Heartbeet automatically deletes old event data to manage database storage and respect plan limits.

Retention windows

PlanEvent retention
Free30 days
Starter1 year (365 days)
Pro3 years (1,095 days)
Enterprise3 years (1,095 days)

How it works

The cron job (/api/cron/analyze) runs a cleanup function at the start of each hourly run. It calls the cleanup_old_beet_events() PostgreSQL function, which deletes events from beet_events where received_at is older than the organisation’s retention window.

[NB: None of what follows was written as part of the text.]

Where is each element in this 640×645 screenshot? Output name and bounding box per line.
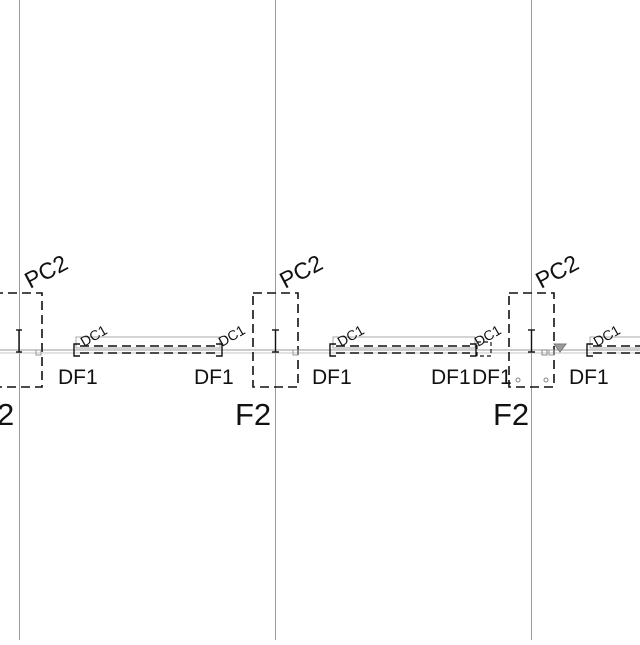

-- Simplified version of the cleanup logic delete from beet_events e using beets b join projects p on p.id = b.project_id join organizations o on o.id = p.org_id where e.beet_id = b.id and e.received_at < now() - ( case o.plan when 'free' then interval '30 days' when 'starter' then interval '365 days' else interval '1095 days' end );

Baseline data

Baselines (beet_baselines_hourly) are not subject to the same retention window. They represent aggregated statistics, not raw events, and are retained indefinitely. This ensures that a beet that has been running for years maintains its full historical baseline even on the Free plan.

Partition-aware deletion

The beet_events table is partitioned by received_at (monthly partitions). The DELETE query against a partitioned table allows Postgres to eliminate entire partitions that fall outside the retention window, making cleanup very efficient even at high data volumes.

Impact of plan downgrades

If an organisation downgrades (e.g. from Starter to Free), events older than 30 days will be deleted on the next cron run. This cannot be reversed. Baselines are preserved.